Ten days later, I was in his office. He did a really hands-on assessment all the while saying things like, “this is not good”, “oh Mark, this is bad” and, “how long have you lived with this? I can’t imagine how much pain you must be in”. I could have cried - again. In the span of ten minutes this man had identified all the centers of pain in my neck and shoulders and was telling me he could help me.
He explained that in addition to being a Chiropractor, he was also a certified Active Release Therapy practitioner and said that was what I needed because I had a TON of soft-tissue damage that was impacting my nervous system in a very very bad way.
He gave me my first treatment.
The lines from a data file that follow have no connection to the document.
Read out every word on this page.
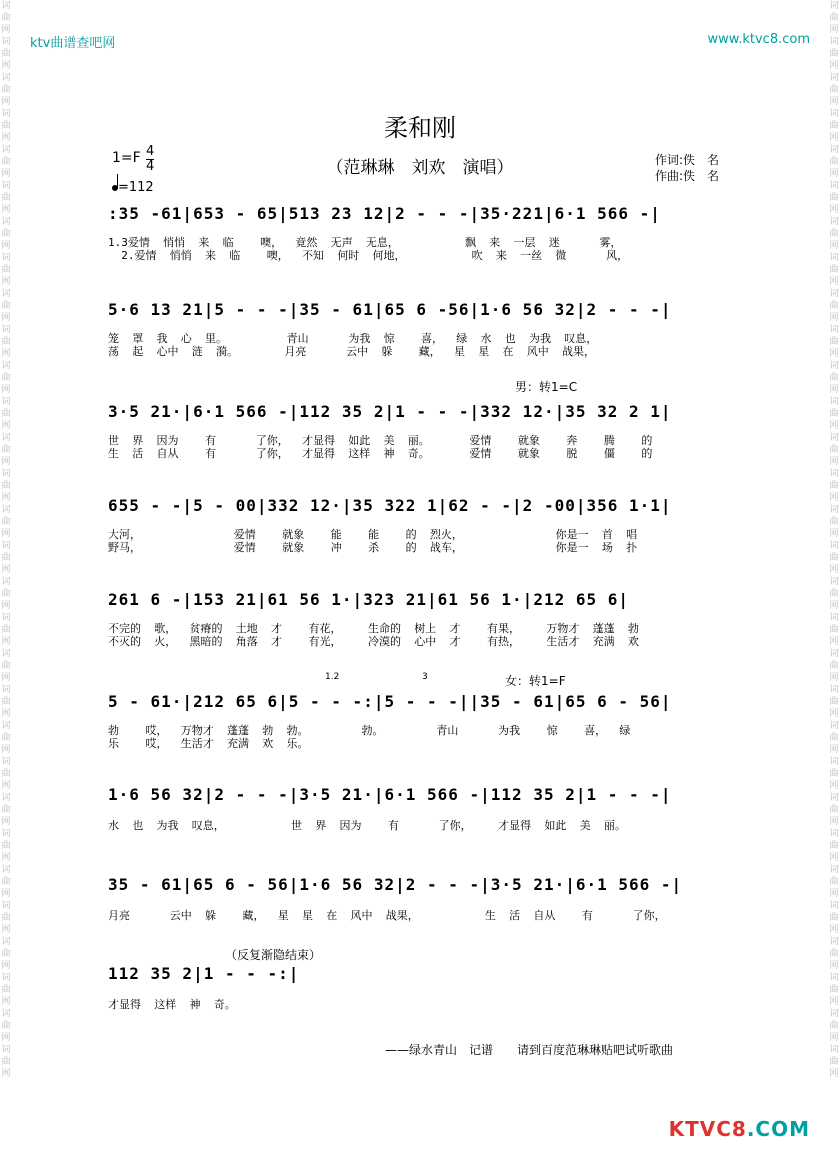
词曲网词曲网词曲网词曲网词曲网词曲网词曲网词曲网词曲网词曲网词曲网词曲网词曲网词曲网词曲网词曲网词曲网词曲网词曲网词曲网词曲网词曲网词曲网词曲网词曲网词曲网词曲网词曲网词曲网词曲网
词曲网词曲网词曲网词曲网词曲网词曲网词曲网词曲网词曲网词曲网词曲网词曲网词曲网词曲网词曲网词曲网词曲网词曲网词曲网词曲网词曲网词曲网词曲网词曲网词曲网词曲网词曲网词曲网词曲网词曲网
ktv曲谱查吧网	www.ktvc8.com
柔和刚
1=F 4
4
=112
（范琳琳　刘欢　演唱）	作词:佚　名
作曲:佚　名
:35 -61|653 - 65|513 23 12|2 - - -|35·221|6·1 566 -|
1.3爱情  悄悄  来  临    噢，  竟然  无声  无息，          飘  来  一层  迷      雾，
2.爱情  悄悄  来  临    噢，  不知  何时  何地，          吹  来  一丝  微      风，
5·6 13 21|5 - - -|35 - 61|65 6 -56|1·6 56 32|2 - - -|
笼  罩  我  心  里。         青山      为我  惊    喜，  绿  水  也  为我  叹息，
荡  起  心中  涟  漪。       月亮      云中  躲    藏，  星  星  在  风中  战果，
男：转1=C
3·5 21·|6·1 566 -|112 35 2|1 - - -|332 12·|35 32 2 1|
世  界  因为    有      了你，  才显得  如此  美  丽。      爱情    就象    奔    腾    的
生  活  自从    有      了你，  才显得  这样  神  奇。      爱情    就象    脱    僵    的
655 - -|5 - 00|332 12·|35 322 1|62 - -|2 -00|356 1·1|
大河，              爱情    就象    能    能    的  烈火，              你是一  首  唱
野马，              爱情    就象    冲    杀    的  战车，              你是一  场  扑
261 6 -|153 21|61 56 1·|323 21|61 56 1·|212 65 6|
不完的  歌，  贫瘠的  土地  才    有花，    生命的  树上  才    有果，    万物才  蓬蓬  勃
不灭的  火，  黑暗的  角落  才    有光，    冷漠的  心中  才    有热，    生活才  充满  欢
1.2	3	女：转1=F
5 - 61·|212 65 6|5 - - -:|5 - - -||35 - 61|65 6 - 56|
勃    哎，  万物才  蓬蓬  勃  勃。        勃。        青山      为我    惊    喜，  绿
乐    哎，  生活才  充满  欢  乐。
1·6 56 32|2 - - -|3·5 21·|6·1 566 -|112 35 2|1 - - -|
水  也  为我  叹息，          世  界  因为    有      了你，    才显得  如此  美  丽。
35 - 61|65 6 - 56|1·6 56 32|2 - - -|3·5 21·|6·1 566 -|
月亮      云中  躲    藏，  星  星  在  风中  战果，          生  活  自从    有      了你，
（反复渐隐结束）
112 35 2|1 - - -:|
才显得  这样  神  奇。
——绿水青山　记谱　　请到百度范琳琳贴吧试听歌曲
KTVC8.COM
It was painful but I told him to do his worst if it meant a release from pain of the chronic variety. It took roughly six weeks and a dozen treatments but I’m sitting here with relatively no pain. It now hovers around a one to two on a scale of ten.
To sound very cliche’ about it, a cloud has lifted. My ability to focus and think is returning. The depression I’ve only recently become aware of is gone and the screaming inside my head is going away. For the first time in years, I feel good.
So, the lessons are: Don’t give up, don’t listen to people who say “live with it”, and don’t put 100% of your confidence in medical doctors because they are not the be-all and end-all when it comes to matters of the spine.
I could cry - again.






Comment by Lara
Thursday July 21, 2005 @
Wow Mark, wow! I’m speechless. And so happy for you.